3D Printing is obviously a regular attention-grabber for people to investigate 3D software. Do you see big challenges in helping people create “printable” models? It isn’t always the easiest thing to go from model to print.
“Originally, the purpose of 3D printing was to create a throw-away prototype of a part or product that would ultimately be manufactured with traditional or subtractive manufacturing processes. Today, with improvements in printers and materials, companies increasingly want to print production parts – parts that go straight from the printer to the final-product assembly line. Because 3D printing works with a fundamentally different set of opportunities and constraints than traditional manufacturing, an optimized design for a printed production part will look considerably different than a design optimized for traditional manufacturing, even if the functional requirements for the part are identical.
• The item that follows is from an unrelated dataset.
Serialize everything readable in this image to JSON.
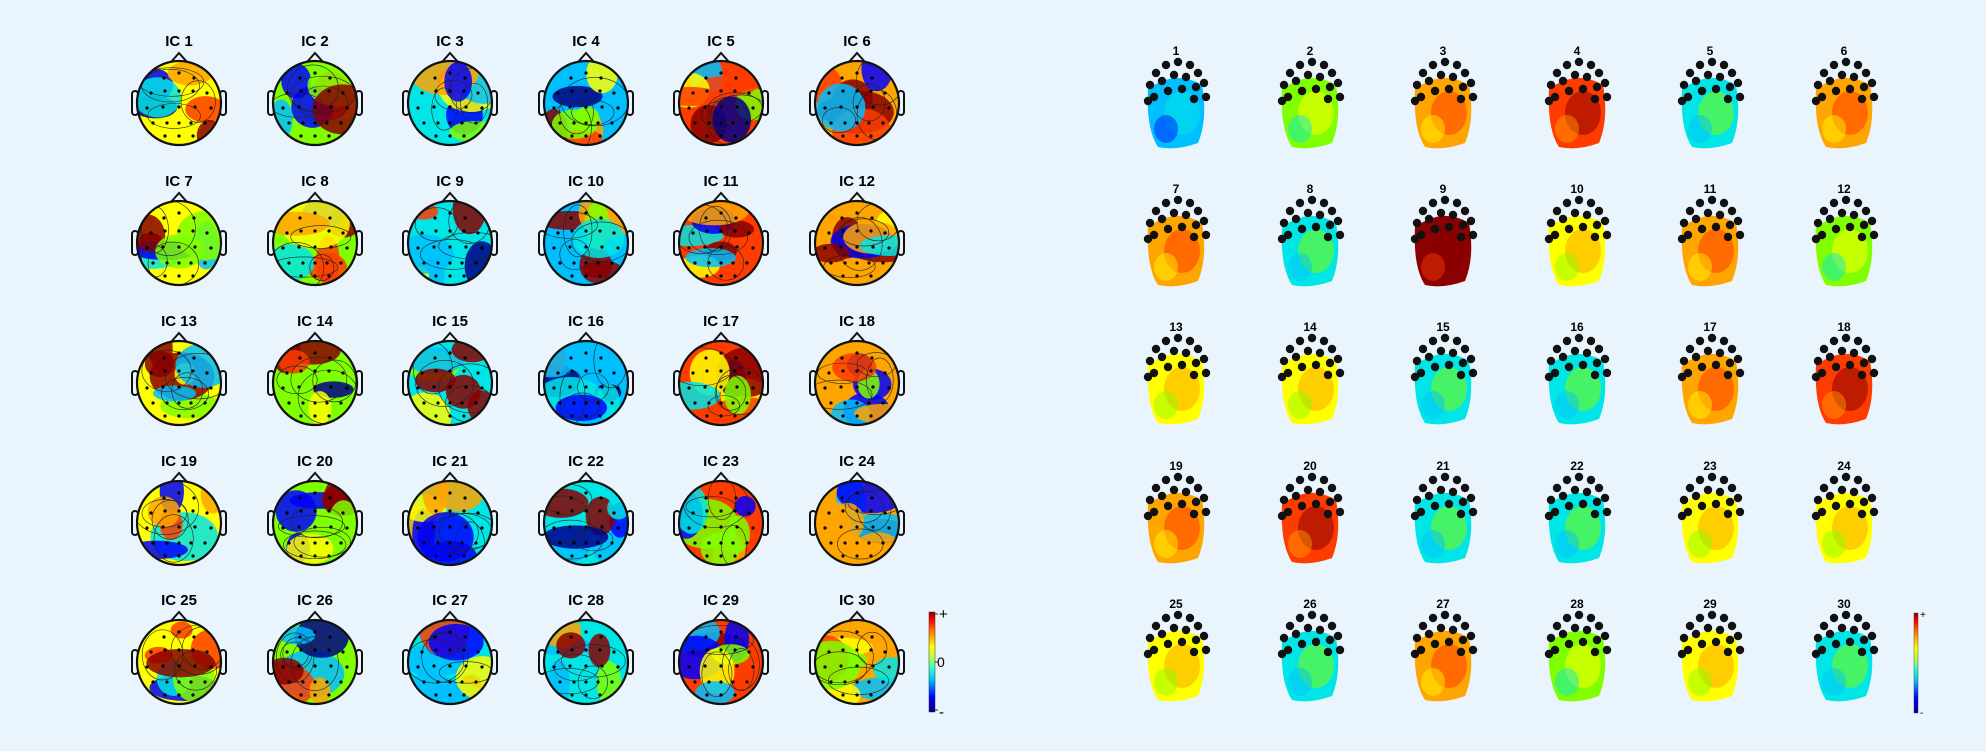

Unlike prototypes, printed production parts can utilize more organic shapes both externally and internally to meet strength requirements while lessening weight, material consumption, and printing time.
To perform this optimization, designers have had to use several different software packages to design, optimize, validate, and print-check their models. In other words, what they initially designed in CAD isn’t necessarily what they ultimately printed as the downstream versions evolved. With our CAD product, however, designers iterate across these capabilities easily and quickly within one integrated environment, without creating different versions of the same design across multiple data formats. In essence, we are removing the barriers to efficiently designing for additive manufacturing.”